What are the Different Types of Surgeons?
Mar 14, 2015 | 11:00 am
Some people think that all surgeons do the same work, but the American College of Surgeons (ACS) says that there are at least 11 types, and some of them have further areas of specialization! If you’re wondering about the different types of surgeons, take a quick look at five of the most common…and some you may have never known existed.
When the word “surgeon” comes to mind, most of us think of general surgeons .They can diagnose and treat patients with a broad range of conditions in almost any area of the body. With additional training, they can also specialize in one of the following areas: pediatrics, critical care, vascular and hand surgery.
You’ve heard of them, but did you know that plastic surgeons don’t just make aesthetic adjustments to a person’s body features and face (also known as cosmetic surgery)? They also specialize in the repair, replacement and reconstruction of the form and function of the body and its underlying system.
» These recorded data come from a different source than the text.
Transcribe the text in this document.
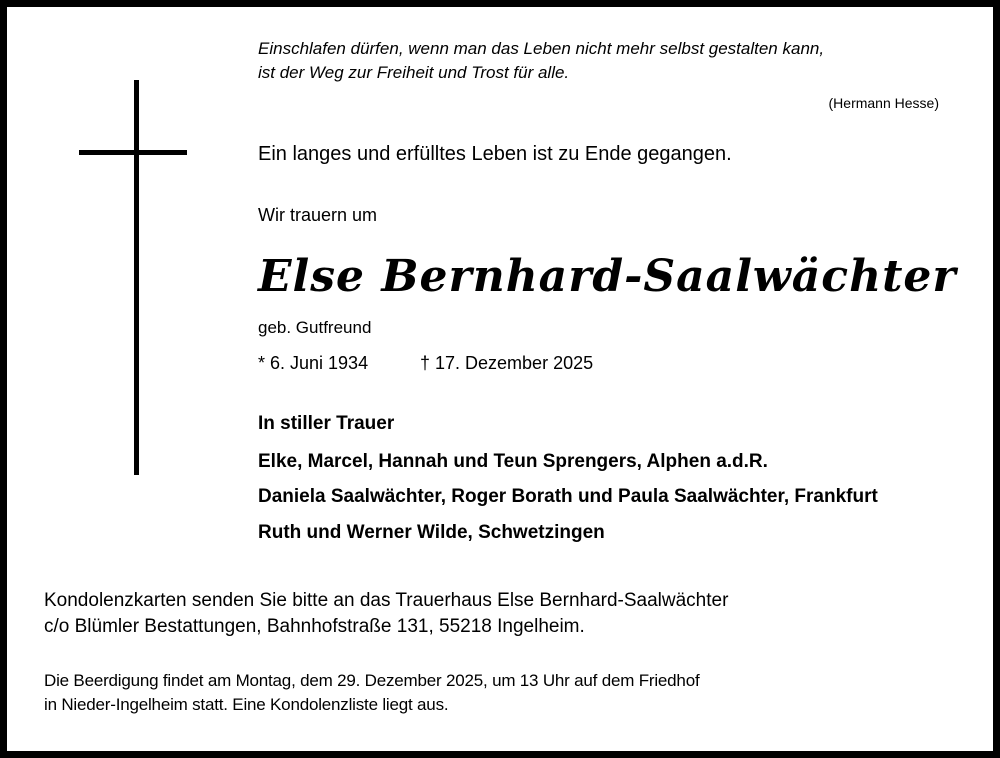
Einschlafen dürfen, wenn man das Leben nicht mehr selbst gestalten kann,
ist der Weg zur Freiheit und Trost für alle.
(Hermann Hesse)
Ein langes und erfülltes Leben ist zu Ende gegangen.
Wir trauern um
Else Bernhard-Saalwächter
geb. Gutfreund
* 6. Juni 1934	† 17. Dezember 2025
In stiller Trauer
Elke, Marcel, Hannah und Teun Sprengers, Alphen a.d.R.
Daniela Saalwächter, Roger Borath und Paula Saalwächter, Frankfurt
Ruth und Werner Wilde, Schwetzingen
Kondolenzkarten senden Sie bitte an das Trauerhaus Else Bernhard-Saalwächter
c/o Blümler Bestattungen, Bahnhofstraße 131, 55218 Ingelheim.
Die Beerdigung findet am Montag, dem 29. Dezember 2025, um 13 Uhr auf dem Friedhof
in Nieder-Ingelheim statt. Eine Kondolenzliste liegt aus.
Also called oral and maxillofacial surgeons, they specialize in dentistry that involves diagnosing, treating and performing surgery in the area of the mouth, jaws and face. They can administer anesthesia for dental work as well as perform reconstructive and cosmetic surgery on the lower area of the face.
When it comes to the brain, neurological surgeons are the professionals. They work to diagnose, evaluate, treat, prevent and rehabilitate patients with disorders that affect their brains, spinal cord, spine, surrounding nerves and skull. Pediatric neurosurgeons work specifically with children who suffer head injuries, seizure disorders and other brain- or head-related issues.
Focusing on the female patient, obstetrician and gynecologists who perform surgery manage care of the reproductive system, pregnancy and labor and delivery. They can further specialize in areas such as: Gynecology Oncology; Maternal Fetal Medicine; Infertility and Reproductive Endocrinology; and Female Pelvic Medicine and Reconstructive Surgery.
More Surgeons and Specialties
While the above list of surgeons may sound familiar, the next six might be a new discovery. Find out what other areas surgeons can specialize in below.
•Colon and Rectal Surgeons
These surgeons diagnose and treat patients with diseases, polyps, inflamed conditions and infections involving the intestinal tract, rectum, colon and surrounding areas.
Focusing on the eyes and vision, these surgeons diagnose and surgically treat ocular disorders, cataracts, glaucoma and other areas of surgery involving vision.
These surgeons investigate, preserve and restore the extremities and spine when there has been trauma, infection, tumors and deformities. They also treat patients with secondary muscular problems, such as cerebral palsy, paraplegia or stroke. Orthopedics is one of the three largest specialties for surgeons, along with general surgery and OB/GYN, according to the American College of Surgeons Health Policy Research Institute.
Also called “Head and Neck” surgeons, they treat patients who suffer with disease or disorders of the ear, nose, throat and respiratory systems. They can operate on the face, head and neck structures.
•Thoracic and Cardiovascular
Patients who suffer ailments in the chest or heart, such as lung cancer and coronary disease, would see a thoracic surgeon.
These surgeons specialize in managing issues with the male and female urinary tract, male reproductive system and female pelvic floor, including issues of the prostrate, kidneys, bladder and more.
This is the career choice of a focused professional, dedicated to protecting and preserving the health of others. After all, according to the Bureau of Labor Statistics, surgeons complete at least four years of undergrad schooling, four years of medical school and then, depending on their specialty listed above, three to eight years in residency programs!